News
PSBJ: Eyes on Canada as Seattle hotels grapple with softer demand
Posted on

This article was originally published by the Puget Sound Business Journal on May 4, 2025.
Seattle’s hotel industry softened some in March with a 4% decrease in overall occupancy, Visit Seattle reports.
While the 325,361 rooms sold was was down 4% year over year, it was 7% below March 2019. Revenue hit $63.8 million in March, down 5.5% compared with the year prior and 1.5% below 2019.
Hovering over the weak numbers is the United States’ fraying relationship with Canada. It won’t be possible to gauge the impacts of the trade war for several months. But the early numbers don’t look good, with a nearly 43% annual drop in British Columbia-licensed vehicles heading to the United States, according to a report by the Canadian Broadcasting Corp.
Seattle’s March convention calendar was less robust than March 2024’s, Visit Seattle reported. In addition, there was a 6.7% annual decline in individual travel.
Seattle hotelier Craig Schafer of Hotel Andra and Inn at the Market says the impacts of the trade war are not palpable, “but we know in the future we are going to feel them.”
They already are feeling them at the Silver Cloud Hotel across the street from T-Mobile Park, where the Toronto Blue Jays will play the Mariners May 9-11. Before this year, blue-clad Jays fans were highly visible on the streets of downtown, sometimes outnumbering M’s fans in their home stadium.

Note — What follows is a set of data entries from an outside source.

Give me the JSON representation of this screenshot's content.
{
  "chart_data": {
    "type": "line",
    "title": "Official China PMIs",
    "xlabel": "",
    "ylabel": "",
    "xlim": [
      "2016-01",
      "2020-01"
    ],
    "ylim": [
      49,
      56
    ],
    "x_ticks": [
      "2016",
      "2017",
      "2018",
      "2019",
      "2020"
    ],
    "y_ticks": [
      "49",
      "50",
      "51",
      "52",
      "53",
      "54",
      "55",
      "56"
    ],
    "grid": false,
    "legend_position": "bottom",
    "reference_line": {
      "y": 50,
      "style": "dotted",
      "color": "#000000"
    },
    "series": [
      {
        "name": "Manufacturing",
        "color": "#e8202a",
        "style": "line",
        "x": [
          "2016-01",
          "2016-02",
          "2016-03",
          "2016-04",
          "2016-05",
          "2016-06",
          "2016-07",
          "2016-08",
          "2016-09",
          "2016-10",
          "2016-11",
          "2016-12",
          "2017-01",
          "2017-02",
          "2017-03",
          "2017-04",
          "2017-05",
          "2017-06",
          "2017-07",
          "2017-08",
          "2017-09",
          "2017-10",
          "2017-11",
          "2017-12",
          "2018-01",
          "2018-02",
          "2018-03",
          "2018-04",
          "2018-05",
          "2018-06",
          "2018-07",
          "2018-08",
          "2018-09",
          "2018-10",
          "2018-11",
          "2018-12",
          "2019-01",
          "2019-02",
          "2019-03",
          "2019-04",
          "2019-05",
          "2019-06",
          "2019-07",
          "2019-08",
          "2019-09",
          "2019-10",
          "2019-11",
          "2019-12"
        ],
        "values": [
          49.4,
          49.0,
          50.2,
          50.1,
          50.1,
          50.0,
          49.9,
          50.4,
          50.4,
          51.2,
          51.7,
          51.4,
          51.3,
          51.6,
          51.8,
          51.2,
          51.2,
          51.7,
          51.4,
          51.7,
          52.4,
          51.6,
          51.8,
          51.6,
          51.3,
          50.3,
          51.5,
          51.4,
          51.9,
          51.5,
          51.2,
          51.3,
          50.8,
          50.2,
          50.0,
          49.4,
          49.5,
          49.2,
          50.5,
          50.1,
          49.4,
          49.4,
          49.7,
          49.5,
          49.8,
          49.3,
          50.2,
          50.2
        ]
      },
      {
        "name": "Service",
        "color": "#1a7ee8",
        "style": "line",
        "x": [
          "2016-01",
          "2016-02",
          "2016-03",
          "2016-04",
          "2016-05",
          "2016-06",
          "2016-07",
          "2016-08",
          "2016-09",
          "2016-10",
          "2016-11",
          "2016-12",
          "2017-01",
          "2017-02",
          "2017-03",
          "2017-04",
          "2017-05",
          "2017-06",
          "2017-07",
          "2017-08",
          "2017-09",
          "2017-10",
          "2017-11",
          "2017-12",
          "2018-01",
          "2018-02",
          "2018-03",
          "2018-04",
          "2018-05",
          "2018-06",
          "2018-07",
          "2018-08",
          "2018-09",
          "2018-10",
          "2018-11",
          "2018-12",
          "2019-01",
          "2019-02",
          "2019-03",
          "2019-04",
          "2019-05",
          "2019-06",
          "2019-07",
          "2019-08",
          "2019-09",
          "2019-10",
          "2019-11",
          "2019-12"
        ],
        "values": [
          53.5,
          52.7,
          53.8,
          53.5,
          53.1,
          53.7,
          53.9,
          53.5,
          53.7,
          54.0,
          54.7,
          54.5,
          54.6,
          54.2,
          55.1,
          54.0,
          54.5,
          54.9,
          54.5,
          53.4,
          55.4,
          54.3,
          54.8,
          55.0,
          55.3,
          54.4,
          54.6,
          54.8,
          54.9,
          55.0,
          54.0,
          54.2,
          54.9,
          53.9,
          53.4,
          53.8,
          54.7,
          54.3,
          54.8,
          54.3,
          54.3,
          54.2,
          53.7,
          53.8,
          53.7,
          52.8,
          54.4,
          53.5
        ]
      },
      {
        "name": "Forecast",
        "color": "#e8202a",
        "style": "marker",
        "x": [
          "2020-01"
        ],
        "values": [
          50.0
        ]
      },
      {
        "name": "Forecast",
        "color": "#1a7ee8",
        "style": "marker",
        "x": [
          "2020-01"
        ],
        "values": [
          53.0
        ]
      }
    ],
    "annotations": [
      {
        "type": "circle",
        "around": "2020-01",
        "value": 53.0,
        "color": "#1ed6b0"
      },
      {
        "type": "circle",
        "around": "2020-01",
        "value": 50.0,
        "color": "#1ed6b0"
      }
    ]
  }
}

“I’m 30% down compared to normal for the Blue Jays weekend,” Silver Cloud Stadium General Manager KJ Roff said Friday. He added that the hotel typically would be sold out by now.
International relations aside, Schafer said business is improving, with revenue back to “a reasonable level” but added higher costs have “crushed” the bottom line. Seattle’s average daily room rate was $196.15 in March, down 1.4% year over year but up 6% from 2019.
Over the last 10 years, the market’s RevPAR, or revenue per-available room increased 8%, said Schafer, while the minimum wage increased 108% as inflation rose 40%.
Street conditions are “materially better but not to where they should be,” Schafer said, with the number of crime reports declining.
The weak return of weekday worker foot traffic continues to hobble the recovery. In March, downtown weekday worker foot traffic hit 101,000, according to the Downtown Seattle Association’s Recovery Dashboard. That was up 12% year over year but still only 60% of March 2019’s level.